The above is a popular question by the public to me during my kuliah and other meetings. Of course fellow members are interested with the development because Bank Islam is owned by the ummah and its establishment since 25 years ago marked ummah’s willing to uphold the Islamic teachings especially on Islamic commercial laws (fiqh al-muamalat) in Malaysia.
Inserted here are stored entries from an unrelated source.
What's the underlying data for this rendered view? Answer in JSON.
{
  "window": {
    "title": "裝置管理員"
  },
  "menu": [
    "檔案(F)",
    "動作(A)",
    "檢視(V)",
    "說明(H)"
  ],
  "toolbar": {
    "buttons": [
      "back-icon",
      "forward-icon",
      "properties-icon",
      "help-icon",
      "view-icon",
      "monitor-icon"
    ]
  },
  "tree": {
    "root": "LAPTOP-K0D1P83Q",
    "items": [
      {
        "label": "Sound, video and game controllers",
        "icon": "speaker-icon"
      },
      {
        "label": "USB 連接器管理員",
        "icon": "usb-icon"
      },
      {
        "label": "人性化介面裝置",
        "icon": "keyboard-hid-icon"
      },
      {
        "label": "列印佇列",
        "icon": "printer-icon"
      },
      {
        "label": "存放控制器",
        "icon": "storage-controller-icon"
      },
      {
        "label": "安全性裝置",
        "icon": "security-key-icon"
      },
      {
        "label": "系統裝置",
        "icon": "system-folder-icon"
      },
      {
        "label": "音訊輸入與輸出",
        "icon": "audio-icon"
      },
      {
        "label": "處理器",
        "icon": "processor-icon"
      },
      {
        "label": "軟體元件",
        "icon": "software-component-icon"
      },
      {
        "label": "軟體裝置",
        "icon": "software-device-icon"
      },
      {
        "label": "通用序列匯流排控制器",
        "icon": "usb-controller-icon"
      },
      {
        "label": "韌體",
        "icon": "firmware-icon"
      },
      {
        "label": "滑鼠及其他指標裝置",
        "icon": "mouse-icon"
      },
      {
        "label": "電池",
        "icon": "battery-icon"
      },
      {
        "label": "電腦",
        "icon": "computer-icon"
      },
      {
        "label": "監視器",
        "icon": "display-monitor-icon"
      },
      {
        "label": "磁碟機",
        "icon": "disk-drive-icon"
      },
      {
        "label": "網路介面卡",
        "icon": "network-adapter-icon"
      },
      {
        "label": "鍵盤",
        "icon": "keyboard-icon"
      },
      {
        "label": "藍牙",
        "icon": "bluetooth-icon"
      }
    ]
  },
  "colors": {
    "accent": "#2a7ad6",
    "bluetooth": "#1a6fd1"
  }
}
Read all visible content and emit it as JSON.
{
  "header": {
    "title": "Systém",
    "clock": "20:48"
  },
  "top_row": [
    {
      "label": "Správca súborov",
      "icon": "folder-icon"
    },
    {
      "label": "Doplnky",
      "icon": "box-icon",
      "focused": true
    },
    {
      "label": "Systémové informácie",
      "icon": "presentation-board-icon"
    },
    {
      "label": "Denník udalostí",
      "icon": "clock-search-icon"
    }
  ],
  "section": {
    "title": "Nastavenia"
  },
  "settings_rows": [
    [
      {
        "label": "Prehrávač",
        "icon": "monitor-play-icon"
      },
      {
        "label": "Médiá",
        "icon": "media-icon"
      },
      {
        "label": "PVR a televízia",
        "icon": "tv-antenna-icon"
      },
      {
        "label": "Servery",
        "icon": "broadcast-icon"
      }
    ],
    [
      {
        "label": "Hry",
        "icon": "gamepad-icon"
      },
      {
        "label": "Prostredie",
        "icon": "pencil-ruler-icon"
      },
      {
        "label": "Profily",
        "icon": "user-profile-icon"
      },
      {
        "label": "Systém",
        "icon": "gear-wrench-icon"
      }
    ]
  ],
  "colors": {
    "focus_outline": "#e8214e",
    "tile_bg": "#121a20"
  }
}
The Star reported on Thursday (19/2/2009)(http://biz.thestar.com.my/news/story.asp?file=/2009/2/19/business/3299550&sec=business), a fair news on the issue:
PETALING JAYA: The proposed merger between Bank Islam and Maybank Islamic Bank is believed to have been put on hold at the Bank Negara level.
StarBiz understands that Bank Negara is in favour of the idea but has requested both parties to spend more time to study their capital base and further put their house in order, before any potential move to merge.
Contrary to market perception, the Bank Islam brand name will likely be retained, should the idea take off.
This is in view of the strength and visibility of its brand as well as its status as the country’s oldest Islamic bank.
It is also learnt that at this juncture, the plan is to retain Bank Islam’s managing director Datuk Zukri Samat to head the merged entity.
Zukri has been credited with doing a good job in continuing the turnaround process in Bank Islam, which was once loss-making.
According to industry sources, a special entity is likely to be created under which the two banks will be merged.
Apparently, shareholders of Bank Islam met in Dubai some time back purportedly to discuss the issue.
Maybank is the largest Islamic banking services provider in the Asia Pacific region.
It converted its Islamic window operations into a stand-alone Islamic bank early last year.
The Dubai Group, the foreign and major shareholder that had injected RM828mil into Bank Islam, will have to sell its stake in Bank Islam to Maybank Islamic for the merger to take place.
One carrot that could be dangled to the Dubai Group, in the event that it does not agree to sell, is to offer an Islamic banking licence for them to start their own Islamic banking operations in the country.
This could also be a way for Maybank to get a more realistic pricing compared with its recent overseas deals which had drawn considerable flak from analysts.
Last week, Zukri said Bank Islam might raise funds to bolster its capital in view of the current global financial crisis, and that he was examining the bank’s balance sheet.
He added that the bank’s non-performing loans level had improved as it had undertaken restructuring measures and upgraded its underwriting standards.
Its risk-weighted capital ratio, a measure of a bank’s health, had improved to 12.9% last financial year from 12% in 2007.
Bank Islam posted a 30.3% higher profit before zakat and tax of RM308.3mil for the financial year ended 30 June, 2008. This was achieved on a 14% increase in income to RM1.15bil.
At Maybank, a rights issue of RM3bil is being considered to shore up its balance sheet following its major acquisitions of three banks in Indonesia, Pakistan and Vietnam last year.
The bank’s total capital requirement is RM12bil while it has thus far raised RM9.1bil.